Cafesjian Center for the Arts   »   Exhibitions   »   POP CONNECTION: A selection from the Gerard L. Cafesjian Collection

Sasuntsi Davit Garden Gallery

POP CONNECTION: A selection from the Gerard L. Cafesjian Collection

May 18, 2013 – September 15, 2013
 
POP CONNECTION: A selection from the Gerard L. Cafesjian Collection Exhibition opens at Sasuntsi Davit Garden Gallery of the Cafesjian Center for the Arts on May 18. 

"Pop Art is: Popular (designed for a mass audience), Transient (short term solution), Expendable (easily-forgotten), Low cost, Mass produced, Young, Witty, Sexy, Gimmicky, Glamorous, Big Business…
This is just the beginning…

Richard Hamilton, 1957

Pop Art was a reflection of a growing industrial and commercialized society, which mirrored the American consumerist culture in a symbolic structure of images and signs, offering a new artistic vision of American life.

POP was a response to the emergence of a new consumer society and the explosion of popular culture in the 1950s and 1960s, which revealed a new ideology of values and icons related to commercial America. Monumentalizing and elevating popular objects and icons to the realm of fine art, deliberately or not, Pop artists broke the recognized boundaries of “high” art encouraging democratization of art production. Drawing upon the imagery of advertising, Hollywood, comic books and industrially designed products, Pop artists addressed such issues as class, political change, gender and consumer culture. They also made allusions to many patriotic symbols and historical episodes of America’s story, reinventing these as commercial idols of mass culture.
  
Pop Art emerged independently in London, then in New York, and almost simultaneously. Despite similarities in imagery and production forms, there were ideological differences between approaches to the style. America, with its flourishing cities and capital, was a symbol of freedom and the future, incorporating the images of mass production and consumption. The British protagonists of the new style wanted to establish the American “dream” through the means of an art accessible and equal to everyone, beyond the barriers of social ranking. The American advocates of Pop tendencies had a more critical and ironic view of America’s commercialized society. Whether it carried a celebratory or satirical spirit, Pop Art featured a new contemporary vision. 
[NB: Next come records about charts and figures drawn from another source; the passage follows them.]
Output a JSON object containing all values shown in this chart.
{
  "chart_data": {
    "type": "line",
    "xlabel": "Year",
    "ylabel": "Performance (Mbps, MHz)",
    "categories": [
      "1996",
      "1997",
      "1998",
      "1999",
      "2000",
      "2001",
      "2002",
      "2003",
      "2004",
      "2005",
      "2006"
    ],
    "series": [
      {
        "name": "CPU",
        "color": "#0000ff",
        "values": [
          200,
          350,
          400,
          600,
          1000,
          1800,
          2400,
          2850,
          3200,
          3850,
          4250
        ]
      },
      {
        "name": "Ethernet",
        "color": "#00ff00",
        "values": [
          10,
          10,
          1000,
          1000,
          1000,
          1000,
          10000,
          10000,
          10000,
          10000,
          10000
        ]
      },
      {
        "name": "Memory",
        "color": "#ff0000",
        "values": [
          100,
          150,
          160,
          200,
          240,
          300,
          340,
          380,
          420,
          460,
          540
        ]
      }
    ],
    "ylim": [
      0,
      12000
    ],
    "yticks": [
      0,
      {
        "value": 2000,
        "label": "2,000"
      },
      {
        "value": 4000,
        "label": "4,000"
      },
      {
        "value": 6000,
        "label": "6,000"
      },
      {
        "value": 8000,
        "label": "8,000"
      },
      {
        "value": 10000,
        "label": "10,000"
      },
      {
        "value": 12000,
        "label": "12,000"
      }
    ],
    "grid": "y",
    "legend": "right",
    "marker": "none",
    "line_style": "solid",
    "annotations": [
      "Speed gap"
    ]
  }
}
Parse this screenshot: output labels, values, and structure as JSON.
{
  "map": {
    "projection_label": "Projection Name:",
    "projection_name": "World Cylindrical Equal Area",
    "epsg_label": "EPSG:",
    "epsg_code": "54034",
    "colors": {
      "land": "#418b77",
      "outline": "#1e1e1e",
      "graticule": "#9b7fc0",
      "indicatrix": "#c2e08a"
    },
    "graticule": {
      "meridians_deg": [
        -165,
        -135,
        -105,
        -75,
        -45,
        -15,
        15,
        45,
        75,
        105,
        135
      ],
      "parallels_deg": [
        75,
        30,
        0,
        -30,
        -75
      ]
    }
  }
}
Introducing recognizable images of cultural icons, consumer products or modern conveniences, Pop Art is not realism in its conventional form. Transforming an image into a symbolic fragment, pop objects communicate the message through a language of metaphoric signs representing mass culture. The exhibition POP Connection: A Selection from the Gerard L. Cafesjian Collection presents the works of the first generation of Pop artists, who contributed to the establishment of Pop Art and its development as a major force in contemporary art — including Americans Tom Wesselmann, James Rosenquist, Jim Dine, Robert Indiana, Larry Rivers, and Ronald Kitaj Brooks, as well as British artist Allen Johnes. The exhibition provides an insight to the iconography of Pop Art, offering an elucidative presentation of its main characteristics.